Compound Interest

Keynes marveled at the way compound interest facilitated the accumulation of capital which made the modern era possible  [see Keynes, “Economic Possibilities for our Grandchildren ] What he was really talking about is the growth that is possible when profits from an enterprise are re-invested rather than spent on consumption. [see Growth] Adding unpaid interest to the loan balance in order to calculate a new amount of interest due is not quite the same as re-investing profits. Conceptually it is like constantly refinancing a loan. It is the flip side of what happens when interest credited to a savings account is left in the account and included in the balance used to calculate the next interest payment.

Perhaps the most common application of compound interest other than a savings account is in the calculation of mortgage payments where part of each payment pays down the principal on the loan so the amount of interest due at the next payment is less. This is a simply payment plan which enables the borrower to pay off the whole loan with fixed periodic payments.

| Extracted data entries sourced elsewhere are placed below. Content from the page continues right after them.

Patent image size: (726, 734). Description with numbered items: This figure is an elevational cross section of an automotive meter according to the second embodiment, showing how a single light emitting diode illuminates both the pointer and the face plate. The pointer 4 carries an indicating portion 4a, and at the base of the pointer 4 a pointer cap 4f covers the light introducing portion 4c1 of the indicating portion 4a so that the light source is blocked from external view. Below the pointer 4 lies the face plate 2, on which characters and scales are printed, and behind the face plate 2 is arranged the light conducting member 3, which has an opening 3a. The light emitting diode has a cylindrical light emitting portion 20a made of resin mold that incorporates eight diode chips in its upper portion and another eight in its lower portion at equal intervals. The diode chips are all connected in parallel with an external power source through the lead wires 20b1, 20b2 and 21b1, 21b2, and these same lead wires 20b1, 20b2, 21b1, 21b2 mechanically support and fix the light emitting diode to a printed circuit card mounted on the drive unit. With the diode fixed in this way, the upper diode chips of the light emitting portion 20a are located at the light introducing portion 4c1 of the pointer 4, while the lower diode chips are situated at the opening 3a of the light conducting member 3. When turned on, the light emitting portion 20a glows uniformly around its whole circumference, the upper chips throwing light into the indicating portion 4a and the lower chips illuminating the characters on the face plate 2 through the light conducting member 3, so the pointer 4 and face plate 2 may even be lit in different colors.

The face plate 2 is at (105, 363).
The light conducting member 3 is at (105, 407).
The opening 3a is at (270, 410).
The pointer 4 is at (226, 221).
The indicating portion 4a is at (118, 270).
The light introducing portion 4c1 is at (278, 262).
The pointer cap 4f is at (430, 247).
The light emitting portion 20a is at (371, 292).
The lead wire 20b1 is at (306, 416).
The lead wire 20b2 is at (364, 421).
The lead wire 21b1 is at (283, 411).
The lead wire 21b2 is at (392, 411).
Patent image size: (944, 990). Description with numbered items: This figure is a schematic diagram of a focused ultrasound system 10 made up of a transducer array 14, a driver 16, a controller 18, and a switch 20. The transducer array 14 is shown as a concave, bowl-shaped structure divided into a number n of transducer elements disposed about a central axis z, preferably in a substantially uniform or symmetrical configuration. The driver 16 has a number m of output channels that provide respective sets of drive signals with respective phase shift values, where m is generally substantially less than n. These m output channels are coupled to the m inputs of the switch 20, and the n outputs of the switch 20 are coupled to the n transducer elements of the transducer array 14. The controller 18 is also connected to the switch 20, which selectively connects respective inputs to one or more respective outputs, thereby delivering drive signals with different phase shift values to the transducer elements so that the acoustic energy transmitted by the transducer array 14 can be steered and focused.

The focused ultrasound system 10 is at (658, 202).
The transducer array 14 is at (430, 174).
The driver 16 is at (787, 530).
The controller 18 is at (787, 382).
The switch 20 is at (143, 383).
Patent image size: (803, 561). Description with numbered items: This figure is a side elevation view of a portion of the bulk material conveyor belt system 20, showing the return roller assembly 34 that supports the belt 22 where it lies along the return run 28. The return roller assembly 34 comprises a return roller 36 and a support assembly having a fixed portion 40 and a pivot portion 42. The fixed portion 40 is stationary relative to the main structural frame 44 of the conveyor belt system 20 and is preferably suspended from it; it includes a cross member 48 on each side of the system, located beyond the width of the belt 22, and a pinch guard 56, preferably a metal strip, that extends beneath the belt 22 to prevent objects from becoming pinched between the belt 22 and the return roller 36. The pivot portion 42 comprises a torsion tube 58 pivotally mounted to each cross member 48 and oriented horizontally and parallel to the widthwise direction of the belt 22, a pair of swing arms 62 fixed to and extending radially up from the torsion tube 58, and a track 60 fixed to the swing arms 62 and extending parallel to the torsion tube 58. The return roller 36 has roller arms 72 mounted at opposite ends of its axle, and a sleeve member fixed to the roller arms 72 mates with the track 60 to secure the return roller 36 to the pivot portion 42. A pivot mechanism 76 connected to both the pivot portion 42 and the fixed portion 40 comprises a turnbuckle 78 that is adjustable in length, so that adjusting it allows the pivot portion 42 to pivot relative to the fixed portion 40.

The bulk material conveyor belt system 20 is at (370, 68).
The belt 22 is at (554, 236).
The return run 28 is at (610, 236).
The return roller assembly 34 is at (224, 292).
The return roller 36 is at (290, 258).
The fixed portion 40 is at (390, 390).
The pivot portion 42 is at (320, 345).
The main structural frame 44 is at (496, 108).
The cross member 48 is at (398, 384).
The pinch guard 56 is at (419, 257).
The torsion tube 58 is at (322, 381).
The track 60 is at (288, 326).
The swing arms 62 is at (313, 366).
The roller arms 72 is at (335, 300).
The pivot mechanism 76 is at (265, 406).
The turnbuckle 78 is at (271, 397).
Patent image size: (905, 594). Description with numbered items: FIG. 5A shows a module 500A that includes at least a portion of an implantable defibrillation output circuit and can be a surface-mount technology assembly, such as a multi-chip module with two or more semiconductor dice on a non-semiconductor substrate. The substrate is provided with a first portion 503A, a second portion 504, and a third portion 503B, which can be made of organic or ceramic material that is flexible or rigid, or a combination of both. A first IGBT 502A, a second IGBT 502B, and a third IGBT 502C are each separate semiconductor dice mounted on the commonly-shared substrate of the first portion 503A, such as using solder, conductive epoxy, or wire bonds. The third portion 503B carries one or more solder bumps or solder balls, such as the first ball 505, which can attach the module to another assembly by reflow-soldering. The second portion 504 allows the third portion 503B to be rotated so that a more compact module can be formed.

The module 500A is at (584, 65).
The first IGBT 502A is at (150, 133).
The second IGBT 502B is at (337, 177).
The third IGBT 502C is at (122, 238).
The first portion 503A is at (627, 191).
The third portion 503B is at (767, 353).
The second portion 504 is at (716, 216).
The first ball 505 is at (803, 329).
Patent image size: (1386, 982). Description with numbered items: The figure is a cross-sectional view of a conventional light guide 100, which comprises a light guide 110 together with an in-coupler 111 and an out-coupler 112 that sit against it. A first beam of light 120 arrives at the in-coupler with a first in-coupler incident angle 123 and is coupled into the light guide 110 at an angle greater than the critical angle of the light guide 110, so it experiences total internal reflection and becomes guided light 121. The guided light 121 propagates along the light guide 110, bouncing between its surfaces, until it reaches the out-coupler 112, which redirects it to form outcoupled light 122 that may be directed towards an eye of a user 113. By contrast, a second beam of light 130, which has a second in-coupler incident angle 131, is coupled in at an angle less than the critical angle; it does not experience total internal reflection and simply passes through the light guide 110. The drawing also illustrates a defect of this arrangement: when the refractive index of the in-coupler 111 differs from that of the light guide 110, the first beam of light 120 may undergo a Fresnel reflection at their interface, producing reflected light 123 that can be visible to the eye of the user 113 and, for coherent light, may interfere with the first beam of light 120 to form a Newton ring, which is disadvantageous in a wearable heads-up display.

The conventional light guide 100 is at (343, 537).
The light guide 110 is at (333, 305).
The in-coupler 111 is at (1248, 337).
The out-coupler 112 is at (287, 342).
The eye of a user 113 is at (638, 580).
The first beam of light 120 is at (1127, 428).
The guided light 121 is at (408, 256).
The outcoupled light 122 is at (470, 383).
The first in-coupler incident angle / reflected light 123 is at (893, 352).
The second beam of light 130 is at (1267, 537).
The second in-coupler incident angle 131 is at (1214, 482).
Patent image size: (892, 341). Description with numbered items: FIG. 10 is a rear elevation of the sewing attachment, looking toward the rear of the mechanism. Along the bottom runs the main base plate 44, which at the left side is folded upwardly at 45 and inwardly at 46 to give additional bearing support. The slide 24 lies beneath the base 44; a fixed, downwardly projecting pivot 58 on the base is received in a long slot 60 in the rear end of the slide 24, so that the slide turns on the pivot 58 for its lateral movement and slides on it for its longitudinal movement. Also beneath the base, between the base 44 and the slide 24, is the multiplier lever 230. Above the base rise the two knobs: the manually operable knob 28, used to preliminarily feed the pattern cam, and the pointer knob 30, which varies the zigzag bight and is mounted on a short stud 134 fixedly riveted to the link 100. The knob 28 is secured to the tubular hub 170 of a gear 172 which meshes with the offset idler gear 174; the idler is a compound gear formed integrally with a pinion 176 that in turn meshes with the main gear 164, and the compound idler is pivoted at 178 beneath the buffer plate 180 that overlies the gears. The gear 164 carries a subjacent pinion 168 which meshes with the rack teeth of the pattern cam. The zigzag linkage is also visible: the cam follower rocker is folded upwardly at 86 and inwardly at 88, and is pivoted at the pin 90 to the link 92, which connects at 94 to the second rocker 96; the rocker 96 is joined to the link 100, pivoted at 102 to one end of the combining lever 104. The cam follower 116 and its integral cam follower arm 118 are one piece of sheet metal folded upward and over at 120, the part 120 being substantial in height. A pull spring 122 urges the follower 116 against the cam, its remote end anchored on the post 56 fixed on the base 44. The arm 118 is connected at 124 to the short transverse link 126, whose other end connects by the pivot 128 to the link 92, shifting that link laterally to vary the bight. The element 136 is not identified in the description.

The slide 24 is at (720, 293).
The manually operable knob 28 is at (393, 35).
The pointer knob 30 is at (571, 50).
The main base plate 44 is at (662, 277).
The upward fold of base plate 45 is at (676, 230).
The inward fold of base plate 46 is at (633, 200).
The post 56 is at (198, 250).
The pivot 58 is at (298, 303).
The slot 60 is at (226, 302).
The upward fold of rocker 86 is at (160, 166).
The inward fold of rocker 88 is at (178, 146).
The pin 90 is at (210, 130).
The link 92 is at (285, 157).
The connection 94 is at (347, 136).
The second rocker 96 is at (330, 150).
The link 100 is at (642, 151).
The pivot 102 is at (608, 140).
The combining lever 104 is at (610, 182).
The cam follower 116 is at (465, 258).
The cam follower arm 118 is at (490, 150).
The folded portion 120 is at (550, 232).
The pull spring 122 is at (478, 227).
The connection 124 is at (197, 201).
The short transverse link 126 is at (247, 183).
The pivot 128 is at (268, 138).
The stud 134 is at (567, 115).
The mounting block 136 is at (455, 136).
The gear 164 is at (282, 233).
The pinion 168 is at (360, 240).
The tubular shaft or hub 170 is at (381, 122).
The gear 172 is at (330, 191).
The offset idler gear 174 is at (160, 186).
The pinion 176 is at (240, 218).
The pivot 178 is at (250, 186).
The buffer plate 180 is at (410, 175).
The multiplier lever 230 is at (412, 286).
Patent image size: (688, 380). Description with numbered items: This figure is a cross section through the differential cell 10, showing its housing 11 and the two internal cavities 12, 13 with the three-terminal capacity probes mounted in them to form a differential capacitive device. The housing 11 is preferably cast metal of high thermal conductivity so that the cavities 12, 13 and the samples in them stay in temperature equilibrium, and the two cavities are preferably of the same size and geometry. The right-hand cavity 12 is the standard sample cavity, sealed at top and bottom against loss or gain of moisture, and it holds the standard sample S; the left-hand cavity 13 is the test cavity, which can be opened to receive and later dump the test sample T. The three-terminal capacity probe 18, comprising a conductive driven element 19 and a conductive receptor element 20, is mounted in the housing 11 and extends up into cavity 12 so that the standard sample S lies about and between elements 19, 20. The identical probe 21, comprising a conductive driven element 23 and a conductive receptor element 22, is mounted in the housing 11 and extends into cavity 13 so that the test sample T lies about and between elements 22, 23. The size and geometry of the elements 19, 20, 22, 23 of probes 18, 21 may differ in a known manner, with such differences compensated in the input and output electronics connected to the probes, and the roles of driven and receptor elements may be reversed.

Recalculating the loan with each payment in this case seems to benefit the borrower since the total amount of interest paid is less than it would be with an interest-only loan with a balloon payment of principal at the end of the term.

Compound interest is used with certain types of bonds like zero coupon bonds where the interest is recalculated periodically and paid out at the end of the term. It may also be used in calculating the interest on credit card debt where it may be compounded daily.

Compound interest on loans and bonds only exists because financial markets allow them to. There is no more inherent logic to compound interest than there is to interest of any other sort.